KUALA LUMPUR: Gas Malaysia Bhd saw a 31.5% drop in its first-quarter net profit, mainly due to a tariff revision resulting in lower gross profit.
For the first quarter of financial year 2015 ended March (1QFY15), the group posted a net profit of RM28.49 million or 2.22 sen a share compared with RM41.61 million or 3.24 sen a share in 1QFY14. Revenue, however, rose 31.2% to RM761.58 million from RM580.57 million in 1QFY14.
In a filing with Bursa Malaysia yesterday, Gas Malaysia (fundamental: 2.1; valuation: 1.1) attributed the improved revenue to a higher volume of gas sold and the upward revision of the natural gas tariff in November last year.
“The growth in revenue for 1QFY15 was primarily driven by the increase in volume of gas sold and number of customers,” said Gas Malaysia.

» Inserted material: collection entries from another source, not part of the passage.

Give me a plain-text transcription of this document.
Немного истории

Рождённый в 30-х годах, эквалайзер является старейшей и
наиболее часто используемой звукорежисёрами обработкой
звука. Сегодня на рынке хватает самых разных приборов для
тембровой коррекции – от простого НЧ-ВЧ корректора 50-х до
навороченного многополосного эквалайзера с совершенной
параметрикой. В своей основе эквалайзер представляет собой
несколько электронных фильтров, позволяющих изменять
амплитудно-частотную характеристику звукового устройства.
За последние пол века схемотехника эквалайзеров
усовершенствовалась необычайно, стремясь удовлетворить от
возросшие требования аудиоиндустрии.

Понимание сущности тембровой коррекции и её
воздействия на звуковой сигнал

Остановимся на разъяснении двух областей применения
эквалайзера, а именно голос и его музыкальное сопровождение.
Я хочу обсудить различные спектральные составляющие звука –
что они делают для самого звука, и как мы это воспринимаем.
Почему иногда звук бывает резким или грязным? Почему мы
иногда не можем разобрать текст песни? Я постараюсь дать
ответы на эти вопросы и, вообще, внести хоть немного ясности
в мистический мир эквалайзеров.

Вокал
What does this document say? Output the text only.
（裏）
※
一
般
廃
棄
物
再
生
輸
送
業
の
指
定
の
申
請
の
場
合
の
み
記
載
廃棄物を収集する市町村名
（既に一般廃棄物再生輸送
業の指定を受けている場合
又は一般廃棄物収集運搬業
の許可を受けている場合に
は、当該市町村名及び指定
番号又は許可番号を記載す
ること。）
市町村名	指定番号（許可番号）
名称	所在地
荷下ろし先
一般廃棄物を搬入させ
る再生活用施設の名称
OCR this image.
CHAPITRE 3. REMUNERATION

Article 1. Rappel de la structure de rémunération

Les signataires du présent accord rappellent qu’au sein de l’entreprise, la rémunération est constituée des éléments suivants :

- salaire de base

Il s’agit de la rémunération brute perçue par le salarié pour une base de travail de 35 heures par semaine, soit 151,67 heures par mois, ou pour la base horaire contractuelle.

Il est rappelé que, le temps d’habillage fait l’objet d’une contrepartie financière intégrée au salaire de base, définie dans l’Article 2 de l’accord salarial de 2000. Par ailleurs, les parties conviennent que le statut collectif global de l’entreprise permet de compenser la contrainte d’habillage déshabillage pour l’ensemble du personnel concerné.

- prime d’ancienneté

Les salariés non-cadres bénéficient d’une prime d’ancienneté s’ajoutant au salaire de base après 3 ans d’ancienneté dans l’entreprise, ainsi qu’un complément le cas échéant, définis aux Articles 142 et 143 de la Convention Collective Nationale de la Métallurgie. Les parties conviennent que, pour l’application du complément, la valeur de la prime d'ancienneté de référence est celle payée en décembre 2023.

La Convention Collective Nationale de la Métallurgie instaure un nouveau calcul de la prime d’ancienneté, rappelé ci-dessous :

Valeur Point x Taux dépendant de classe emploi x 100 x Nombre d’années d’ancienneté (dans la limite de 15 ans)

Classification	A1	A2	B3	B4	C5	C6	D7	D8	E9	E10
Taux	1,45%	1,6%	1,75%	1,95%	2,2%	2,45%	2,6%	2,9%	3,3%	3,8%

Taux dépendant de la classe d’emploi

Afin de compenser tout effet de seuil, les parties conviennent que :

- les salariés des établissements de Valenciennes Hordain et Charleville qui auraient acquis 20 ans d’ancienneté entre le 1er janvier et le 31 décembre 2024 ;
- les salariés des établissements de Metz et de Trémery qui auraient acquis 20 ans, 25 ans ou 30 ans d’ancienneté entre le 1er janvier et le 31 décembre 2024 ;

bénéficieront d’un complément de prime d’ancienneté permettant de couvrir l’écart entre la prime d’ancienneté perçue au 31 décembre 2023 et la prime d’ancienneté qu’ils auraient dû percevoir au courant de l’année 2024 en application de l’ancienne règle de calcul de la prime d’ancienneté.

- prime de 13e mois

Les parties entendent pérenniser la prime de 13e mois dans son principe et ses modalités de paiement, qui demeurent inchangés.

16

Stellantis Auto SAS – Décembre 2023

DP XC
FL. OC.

“The board anticipates the increase in gas volume and number of customers to sustain in financial year 2015 ending Dec 31. The profitability of the group for FY15 is expected to be in tandem with the level reflecting the current tariff setting mechanism framework,” it said.
Gas Malaysia shares closed down 2.6% at RM2.62 yesterday, bringing a market capitalisation of RM3.36 billion.
This article first appeared in The Edge Financial Daily, on May 8, 2015.